Oh yes, when we cross cultures and our categories are revealed to be arbitrary makes us crazy. And you're right it's not necessarily the big stuff the sends us over the edge. I have this never-ending battle with my mother-in-law over the category "family". We've been talking about this one for 25 years. Her mental model is based on biology - if it's not related to you by blood then it's not family. End of discussion. Adoptees, step-parents and so on are not family. My mental model is based on social kinship where even the ex-wife of a step-parent is family. I'm deeply threatened by her model and she by mine.

Inaka Nezumi said...

Haha, I have the exact same disagreement with my mother-in-law. She means well, but cannot bring herself to refer to my sister as my sister, but always as my adopted sister, or "that girl your parents adopted." I've tried to explain that socially and legally there is supposed to be no such distinction in the US (with, for example, my sister's official birth certificate showing the same parents as mine does, and the original one having been legally voided and not accessible even to her), and she accepts that that is the way it is done in the US. Just not what she is used to.

Not sure how much of a cultural thing it is as a generational one, though.
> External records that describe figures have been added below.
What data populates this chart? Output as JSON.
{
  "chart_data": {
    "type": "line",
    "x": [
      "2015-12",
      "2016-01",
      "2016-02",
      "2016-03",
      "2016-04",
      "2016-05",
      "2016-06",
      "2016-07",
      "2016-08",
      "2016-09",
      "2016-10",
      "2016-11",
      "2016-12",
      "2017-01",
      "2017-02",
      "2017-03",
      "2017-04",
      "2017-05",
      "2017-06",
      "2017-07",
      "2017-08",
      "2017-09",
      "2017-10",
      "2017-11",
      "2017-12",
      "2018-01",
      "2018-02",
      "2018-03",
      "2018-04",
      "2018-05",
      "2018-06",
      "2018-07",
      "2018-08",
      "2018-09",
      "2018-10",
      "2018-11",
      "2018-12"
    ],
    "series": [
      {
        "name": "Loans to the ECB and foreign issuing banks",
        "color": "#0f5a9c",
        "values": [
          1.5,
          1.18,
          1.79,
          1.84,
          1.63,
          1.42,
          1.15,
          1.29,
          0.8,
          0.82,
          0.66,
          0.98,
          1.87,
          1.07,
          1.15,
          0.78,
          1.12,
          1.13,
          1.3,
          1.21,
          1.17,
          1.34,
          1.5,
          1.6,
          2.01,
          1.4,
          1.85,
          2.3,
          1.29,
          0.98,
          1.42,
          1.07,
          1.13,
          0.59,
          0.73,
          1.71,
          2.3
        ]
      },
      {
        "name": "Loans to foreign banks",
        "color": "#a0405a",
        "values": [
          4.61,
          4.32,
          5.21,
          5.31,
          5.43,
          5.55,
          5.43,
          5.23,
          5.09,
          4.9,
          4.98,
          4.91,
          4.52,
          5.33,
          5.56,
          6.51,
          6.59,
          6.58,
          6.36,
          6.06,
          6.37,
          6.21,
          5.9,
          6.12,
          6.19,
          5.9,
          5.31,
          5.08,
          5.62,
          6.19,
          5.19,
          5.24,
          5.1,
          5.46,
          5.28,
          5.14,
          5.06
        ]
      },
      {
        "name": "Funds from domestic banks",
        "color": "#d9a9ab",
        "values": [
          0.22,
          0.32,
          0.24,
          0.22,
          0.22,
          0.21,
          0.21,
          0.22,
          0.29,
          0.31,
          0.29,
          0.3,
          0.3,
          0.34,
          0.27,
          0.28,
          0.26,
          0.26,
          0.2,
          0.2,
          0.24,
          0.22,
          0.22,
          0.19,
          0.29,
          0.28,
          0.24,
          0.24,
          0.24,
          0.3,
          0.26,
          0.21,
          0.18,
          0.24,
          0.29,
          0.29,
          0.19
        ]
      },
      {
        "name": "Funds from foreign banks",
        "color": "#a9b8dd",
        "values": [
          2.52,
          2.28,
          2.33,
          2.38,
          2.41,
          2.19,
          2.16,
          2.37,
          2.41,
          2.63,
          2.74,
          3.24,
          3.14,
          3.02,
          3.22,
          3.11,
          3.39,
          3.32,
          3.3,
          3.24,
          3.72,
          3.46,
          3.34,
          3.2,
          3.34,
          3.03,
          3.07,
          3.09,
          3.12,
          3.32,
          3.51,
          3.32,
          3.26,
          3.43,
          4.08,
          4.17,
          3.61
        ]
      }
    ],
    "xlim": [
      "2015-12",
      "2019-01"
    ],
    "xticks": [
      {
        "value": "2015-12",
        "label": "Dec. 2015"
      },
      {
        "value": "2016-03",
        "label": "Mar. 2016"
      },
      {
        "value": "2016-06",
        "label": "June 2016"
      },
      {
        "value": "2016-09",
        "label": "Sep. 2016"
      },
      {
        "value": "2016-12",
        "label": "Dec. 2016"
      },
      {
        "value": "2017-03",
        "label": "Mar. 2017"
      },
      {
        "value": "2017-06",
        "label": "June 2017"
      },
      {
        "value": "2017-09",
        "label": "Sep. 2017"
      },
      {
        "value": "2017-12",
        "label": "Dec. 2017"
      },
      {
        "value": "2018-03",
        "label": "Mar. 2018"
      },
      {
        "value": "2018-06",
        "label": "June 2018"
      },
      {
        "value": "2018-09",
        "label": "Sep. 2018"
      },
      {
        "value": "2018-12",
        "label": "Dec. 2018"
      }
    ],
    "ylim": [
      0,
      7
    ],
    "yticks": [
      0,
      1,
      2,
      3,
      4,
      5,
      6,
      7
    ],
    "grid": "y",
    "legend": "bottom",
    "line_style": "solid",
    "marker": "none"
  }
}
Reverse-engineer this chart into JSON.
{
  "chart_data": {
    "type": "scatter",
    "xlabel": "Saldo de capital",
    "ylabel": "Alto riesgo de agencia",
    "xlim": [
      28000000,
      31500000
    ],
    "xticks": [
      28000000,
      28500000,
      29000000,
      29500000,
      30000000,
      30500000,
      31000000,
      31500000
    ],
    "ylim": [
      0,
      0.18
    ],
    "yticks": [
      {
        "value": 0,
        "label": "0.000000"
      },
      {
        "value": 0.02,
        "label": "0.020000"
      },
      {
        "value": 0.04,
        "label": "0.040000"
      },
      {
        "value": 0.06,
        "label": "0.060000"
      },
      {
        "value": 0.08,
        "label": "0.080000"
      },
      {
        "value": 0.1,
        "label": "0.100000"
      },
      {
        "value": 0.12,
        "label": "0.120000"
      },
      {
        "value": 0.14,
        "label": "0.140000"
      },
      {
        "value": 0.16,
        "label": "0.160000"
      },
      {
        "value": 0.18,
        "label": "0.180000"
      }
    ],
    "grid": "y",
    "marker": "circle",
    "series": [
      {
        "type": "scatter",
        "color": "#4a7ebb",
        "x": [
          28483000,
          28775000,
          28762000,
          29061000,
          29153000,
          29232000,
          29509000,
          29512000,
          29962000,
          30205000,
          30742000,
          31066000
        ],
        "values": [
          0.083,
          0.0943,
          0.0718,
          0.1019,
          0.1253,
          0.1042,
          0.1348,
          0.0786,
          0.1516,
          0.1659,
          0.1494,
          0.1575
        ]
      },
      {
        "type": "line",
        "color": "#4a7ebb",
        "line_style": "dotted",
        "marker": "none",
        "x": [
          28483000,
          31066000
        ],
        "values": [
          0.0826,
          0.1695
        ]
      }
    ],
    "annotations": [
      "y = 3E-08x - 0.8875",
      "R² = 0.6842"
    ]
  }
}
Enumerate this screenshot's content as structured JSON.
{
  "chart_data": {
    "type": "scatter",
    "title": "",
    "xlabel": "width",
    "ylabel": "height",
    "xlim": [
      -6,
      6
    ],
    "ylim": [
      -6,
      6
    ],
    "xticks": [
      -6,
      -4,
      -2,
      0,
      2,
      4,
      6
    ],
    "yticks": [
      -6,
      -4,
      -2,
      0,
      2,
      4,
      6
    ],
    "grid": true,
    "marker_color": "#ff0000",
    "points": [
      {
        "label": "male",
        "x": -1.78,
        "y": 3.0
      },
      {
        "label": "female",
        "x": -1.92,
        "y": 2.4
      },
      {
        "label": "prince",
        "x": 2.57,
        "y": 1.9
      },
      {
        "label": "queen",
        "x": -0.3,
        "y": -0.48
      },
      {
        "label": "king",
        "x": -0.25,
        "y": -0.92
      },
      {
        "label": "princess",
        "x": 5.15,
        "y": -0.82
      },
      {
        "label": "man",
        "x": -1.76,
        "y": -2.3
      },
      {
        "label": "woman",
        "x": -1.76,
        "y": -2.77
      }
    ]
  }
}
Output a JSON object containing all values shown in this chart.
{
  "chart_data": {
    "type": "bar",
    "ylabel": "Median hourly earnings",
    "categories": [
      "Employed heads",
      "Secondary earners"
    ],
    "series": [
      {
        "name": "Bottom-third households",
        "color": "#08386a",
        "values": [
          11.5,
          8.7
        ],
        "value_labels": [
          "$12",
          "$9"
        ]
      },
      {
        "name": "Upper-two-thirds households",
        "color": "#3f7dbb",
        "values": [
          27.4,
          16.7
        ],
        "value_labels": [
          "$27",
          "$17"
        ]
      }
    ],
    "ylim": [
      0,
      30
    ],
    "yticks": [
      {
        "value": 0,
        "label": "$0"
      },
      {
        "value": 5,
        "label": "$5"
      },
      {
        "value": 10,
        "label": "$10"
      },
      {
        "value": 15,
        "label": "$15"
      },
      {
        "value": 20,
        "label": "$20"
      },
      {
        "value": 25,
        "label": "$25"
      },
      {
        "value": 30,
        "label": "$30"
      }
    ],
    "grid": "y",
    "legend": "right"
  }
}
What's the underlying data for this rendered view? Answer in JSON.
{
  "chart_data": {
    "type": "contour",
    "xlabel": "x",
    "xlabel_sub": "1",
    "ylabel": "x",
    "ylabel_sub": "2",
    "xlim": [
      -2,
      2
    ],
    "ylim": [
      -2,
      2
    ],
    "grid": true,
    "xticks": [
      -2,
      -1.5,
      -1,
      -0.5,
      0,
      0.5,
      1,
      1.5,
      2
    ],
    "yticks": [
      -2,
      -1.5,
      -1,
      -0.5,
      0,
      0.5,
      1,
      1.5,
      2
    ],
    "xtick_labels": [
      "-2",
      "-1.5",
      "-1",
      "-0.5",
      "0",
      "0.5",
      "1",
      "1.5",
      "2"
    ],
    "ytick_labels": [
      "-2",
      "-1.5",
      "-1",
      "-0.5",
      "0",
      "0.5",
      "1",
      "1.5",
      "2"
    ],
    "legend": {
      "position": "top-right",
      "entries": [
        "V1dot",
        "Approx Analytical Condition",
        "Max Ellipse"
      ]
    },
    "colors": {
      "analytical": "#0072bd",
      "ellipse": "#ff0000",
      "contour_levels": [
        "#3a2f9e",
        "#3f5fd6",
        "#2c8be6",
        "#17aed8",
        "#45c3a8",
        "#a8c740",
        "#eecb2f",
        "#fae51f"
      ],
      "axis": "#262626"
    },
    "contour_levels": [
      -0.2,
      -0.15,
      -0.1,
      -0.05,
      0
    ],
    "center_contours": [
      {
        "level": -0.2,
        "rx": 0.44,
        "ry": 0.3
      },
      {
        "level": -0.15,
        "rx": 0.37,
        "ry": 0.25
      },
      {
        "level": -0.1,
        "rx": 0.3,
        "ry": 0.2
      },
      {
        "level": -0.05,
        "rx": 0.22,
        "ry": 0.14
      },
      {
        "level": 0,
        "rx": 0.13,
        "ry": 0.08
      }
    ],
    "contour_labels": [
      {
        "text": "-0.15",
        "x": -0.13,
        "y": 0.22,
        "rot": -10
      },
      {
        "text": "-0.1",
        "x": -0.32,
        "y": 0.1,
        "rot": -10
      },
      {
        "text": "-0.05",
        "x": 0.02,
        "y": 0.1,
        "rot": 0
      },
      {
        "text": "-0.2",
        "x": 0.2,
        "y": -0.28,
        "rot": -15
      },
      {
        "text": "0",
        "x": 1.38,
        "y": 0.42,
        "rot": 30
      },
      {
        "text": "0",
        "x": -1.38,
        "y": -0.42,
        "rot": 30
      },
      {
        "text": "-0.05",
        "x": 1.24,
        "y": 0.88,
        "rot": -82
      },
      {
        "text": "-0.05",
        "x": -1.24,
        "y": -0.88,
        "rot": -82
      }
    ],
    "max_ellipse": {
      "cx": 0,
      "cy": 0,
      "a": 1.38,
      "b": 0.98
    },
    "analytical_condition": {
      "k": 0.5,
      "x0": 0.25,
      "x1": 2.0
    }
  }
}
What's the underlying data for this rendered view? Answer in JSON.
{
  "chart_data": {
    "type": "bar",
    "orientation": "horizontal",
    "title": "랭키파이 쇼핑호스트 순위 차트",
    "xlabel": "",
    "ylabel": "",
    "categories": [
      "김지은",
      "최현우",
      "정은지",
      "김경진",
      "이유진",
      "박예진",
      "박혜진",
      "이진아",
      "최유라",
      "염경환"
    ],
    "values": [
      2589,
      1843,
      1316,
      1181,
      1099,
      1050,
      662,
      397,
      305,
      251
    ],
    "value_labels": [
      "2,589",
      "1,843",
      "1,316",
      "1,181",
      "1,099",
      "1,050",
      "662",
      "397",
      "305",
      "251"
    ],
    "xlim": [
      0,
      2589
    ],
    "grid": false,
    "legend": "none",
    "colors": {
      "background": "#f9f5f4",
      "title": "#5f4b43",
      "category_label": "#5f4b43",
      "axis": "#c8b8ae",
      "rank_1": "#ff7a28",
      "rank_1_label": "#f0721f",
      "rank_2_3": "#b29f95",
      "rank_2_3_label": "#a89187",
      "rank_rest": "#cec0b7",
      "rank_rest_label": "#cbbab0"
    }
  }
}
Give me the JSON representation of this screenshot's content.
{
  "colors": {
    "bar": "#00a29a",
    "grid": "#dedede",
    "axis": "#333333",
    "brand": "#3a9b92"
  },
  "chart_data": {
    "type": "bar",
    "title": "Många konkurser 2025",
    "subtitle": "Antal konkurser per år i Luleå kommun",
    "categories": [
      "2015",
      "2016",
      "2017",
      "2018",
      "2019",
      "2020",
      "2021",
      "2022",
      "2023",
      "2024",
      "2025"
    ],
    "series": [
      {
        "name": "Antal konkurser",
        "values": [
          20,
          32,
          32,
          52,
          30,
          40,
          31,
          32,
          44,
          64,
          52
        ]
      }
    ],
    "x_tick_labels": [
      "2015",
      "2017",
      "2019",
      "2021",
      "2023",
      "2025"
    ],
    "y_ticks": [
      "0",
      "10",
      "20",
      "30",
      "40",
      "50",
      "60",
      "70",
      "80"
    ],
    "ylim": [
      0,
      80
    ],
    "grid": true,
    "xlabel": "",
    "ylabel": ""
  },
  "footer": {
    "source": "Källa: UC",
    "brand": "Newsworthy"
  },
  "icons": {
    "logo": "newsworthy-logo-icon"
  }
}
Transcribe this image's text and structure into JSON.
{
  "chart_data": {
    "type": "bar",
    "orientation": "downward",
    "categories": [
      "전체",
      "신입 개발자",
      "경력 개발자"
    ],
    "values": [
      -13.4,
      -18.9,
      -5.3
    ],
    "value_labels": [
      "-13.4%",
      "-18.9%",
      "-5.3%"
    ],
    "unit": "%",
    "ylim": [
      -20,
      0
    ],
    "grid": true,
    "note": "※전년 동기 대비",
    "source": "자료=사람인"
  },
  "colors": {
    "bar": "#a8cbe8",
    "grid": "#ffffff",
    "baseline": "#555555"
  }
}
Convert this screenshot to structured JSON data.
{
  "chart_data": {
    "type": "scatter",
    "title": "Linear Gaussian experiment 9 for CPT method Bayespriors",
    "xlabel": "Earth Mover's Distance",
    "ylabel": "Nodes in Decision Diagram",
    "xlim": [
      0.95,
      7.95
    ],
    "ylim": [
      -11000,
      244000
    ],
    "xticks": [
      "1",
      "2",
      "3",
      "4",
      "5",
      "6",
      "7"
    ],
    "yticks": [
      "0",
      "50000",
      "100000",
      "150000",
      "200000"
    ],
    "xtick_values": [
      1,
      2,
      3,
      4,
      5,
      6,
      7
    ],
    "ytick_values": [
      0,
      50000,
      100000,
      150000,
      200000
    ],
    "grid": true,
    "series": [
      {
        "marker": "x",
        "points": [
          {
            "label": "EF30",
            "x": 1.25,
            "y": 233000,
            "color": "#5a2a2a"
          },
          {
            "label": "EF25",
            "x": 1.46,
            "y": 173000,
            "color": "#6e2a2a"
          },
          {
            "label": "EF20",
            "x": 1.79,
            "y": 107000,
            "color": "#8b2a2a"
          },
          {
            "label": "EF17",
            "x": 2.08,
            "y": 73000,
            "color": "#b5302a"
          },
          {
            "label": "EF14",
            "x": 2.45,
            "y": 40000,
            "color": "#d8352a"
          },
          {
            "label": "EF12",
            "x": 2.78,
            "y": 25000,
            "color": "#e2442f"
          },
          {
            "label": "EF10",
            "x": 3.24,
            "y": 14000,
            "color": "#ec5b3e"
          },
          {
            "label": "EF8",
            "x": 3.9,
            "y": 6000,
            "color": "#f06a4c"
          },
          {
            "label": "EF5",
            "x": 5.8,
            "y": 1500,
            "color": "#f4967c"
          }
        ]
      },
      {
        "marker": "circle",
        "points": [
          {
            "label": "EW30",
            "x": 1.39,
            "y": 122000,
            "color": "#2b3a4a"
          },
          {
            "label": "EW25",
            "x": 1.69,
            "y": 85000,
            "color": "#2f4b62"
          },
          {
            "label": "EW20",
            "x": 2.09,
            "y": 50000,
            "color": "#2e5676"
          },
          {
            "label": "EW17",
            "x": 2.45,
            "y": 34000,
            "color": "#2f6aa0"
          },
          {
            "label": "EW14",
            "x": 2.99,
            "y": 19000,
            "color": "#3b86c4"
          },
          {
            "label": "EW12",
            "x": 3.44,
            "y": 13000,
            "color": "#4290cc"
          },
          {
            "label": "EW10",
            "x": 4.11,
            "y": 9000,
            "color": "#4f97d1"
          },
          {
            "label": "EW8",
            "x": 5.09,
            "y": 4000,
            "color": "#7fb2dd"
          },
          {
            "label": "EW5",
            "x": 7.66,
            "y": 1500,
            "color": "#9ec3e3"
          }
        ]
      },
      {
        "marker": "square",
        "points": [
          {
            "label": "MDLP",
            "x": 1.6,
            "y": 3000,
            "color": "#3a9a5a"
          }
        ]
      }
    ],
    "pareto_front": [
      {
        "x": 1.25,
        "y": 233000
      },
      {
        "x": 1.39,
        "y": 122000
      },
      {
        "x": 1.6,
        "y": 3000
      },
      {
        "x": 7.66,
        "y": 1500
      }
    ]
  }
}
I've heard stories here of adoptions being papered over legally in Japan, with no one supposed to talk about it or recognize the difference again. I've also heard family history stories from previous generations in the US where the difference between adopted and biological relations was considered significant. So I couldn't claim, based on admittedly small sample sizes, that there is a consistent approach to such issues in either the US or Japan.

Victoria FERAUGE said...

Fascinating Nezumi-san. Could be cultural or generational but also economic/legal in the sense that biology is the basis for kinship which is the basis for "forced heirship".

Under French law the biological (and legally adopted) children of a Frenchman or woman are his or her principal heirs. That means ALL children including those born out of wedlock. There is a persistent rumor that former French president Jacques Chirac has a natural child here in Japan. If true, that child could ask for a portion of his estate when he dies. This means that second spouses and step-children are not in a good place when it comes to inheritance since the biological children of the first marriage are protected - their step-mother or father or step-siblings not so much (if at all).

I described this to a Japanese woman I know here in Osaka and she was horrified. "That's not fair," she said. She found it unbelievable that a French cannot, for example, simply will everything he has in France or elsewhere to his or her surviving spouse and that the family of the first marriage, even children who are estranged from the parent, will always be heirs and entitled to a fixed portion of the final estate. When I first moved to France I had a reaction similar to hers but I suppose like so many things I now just take it for granted.